Thursday, February 14, 2013

Treasure Chest Thursday – Saw Cuts

Sometime around my early to mid-teens, my grandfather moved out of his house and into a local retirement community.  Since his new apartment was smaller than the house he was living in, it became necessary to start clearing out items he wouldn’t need.  Furniture, books, photos, and more were dispersed to his children and grandchildren.  One of his toolboxes ended up at our house, to be given to me at some later point in life.

That later point in life came many years later, after I had moved away from home.  My father had decided to move south and sell the house we grew up in.  Similar to Grandpa, he had to clear out items that he couldn’t take with him.  The toolbox, now somewhat rusty with age, ended up in my basement.

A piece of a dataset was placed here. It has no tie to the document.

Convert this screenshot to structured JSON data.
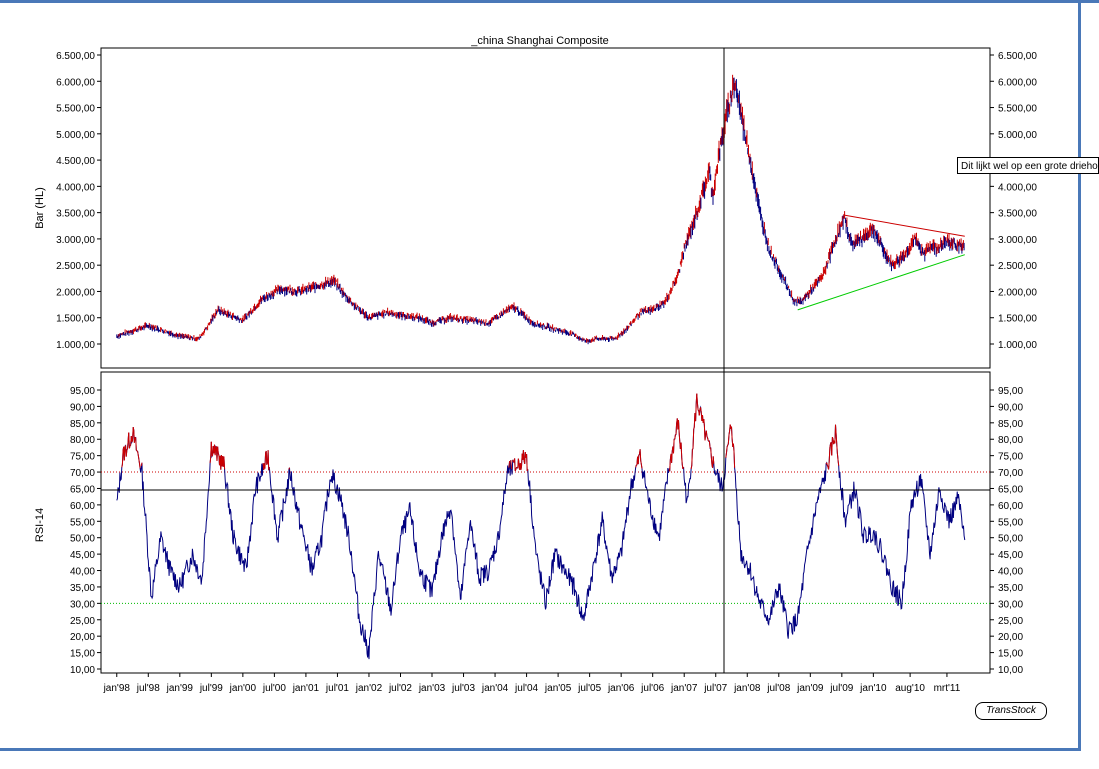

Fast forward a few more years to a couple of summers ago.  I had decided to build myself a kayak, using a traditional skin-on-frame method of construction.  Something in me decided not to use power tools on the project, so I began searching my basement for some basic hand tools.  At one point my eyes landed on my grandfather’s old toolbox.  “I wonder what’s in there?” I said aloud.

Opening the rusty box really was like opening a treasure chest.  There were saws, chisels, marking pencils, squares, and gizmos unidentifiable.  It seemed that the deeper I dug into the tool box, the older the tools became.  Many were rusty, but most were still of useable quality.

Getting back to the kayak project, I selected a hand-saw and checked it out.  The blade had some surface rust, but the teeth were still sharp.  I took it outside and used it to cut all the wood for my new boat.

The really interesting part of this saw is what I noticed later.  The handle, engraved with flowing vines, had the name “E.S. Davis” stamped into the wood.  When I noticed it, I stopped still.  Why would a saw from Grandpa’s toolbox have my initials stamped on it?  The answer is that it had belonged to my great-grandfather, Ernest Solomon Davis, who I share initials with.  The saw must have passed from him to his son, then down to me.

Since its discovery in Grandpa’s toolbox, Great-grandpa’s saw has been put to good use on a number of projects, including my daughter’s kayak that we built together last summer.  Like me, she used the blade to create some saw cuts, the fifth-generation to do so with that tool.


  1. This may sound silly but I was so excited to read that "wow" moment. What a treasure to discover! I recently discovered an award of appreciation given to my great great grandfather (a Vermonter)for his service in the Civil War. I found it cleaning and organizing my Dad's paperwork in the attic in a very unassuming brown envelope. I almost fainted with pure joy. I enjoy reading your blog very much. Keep up the good work!!

  2. How wonderful! Newer is not always better. Using these tools will make your kayak that much more special. Look forward to seeing photos of the finished product!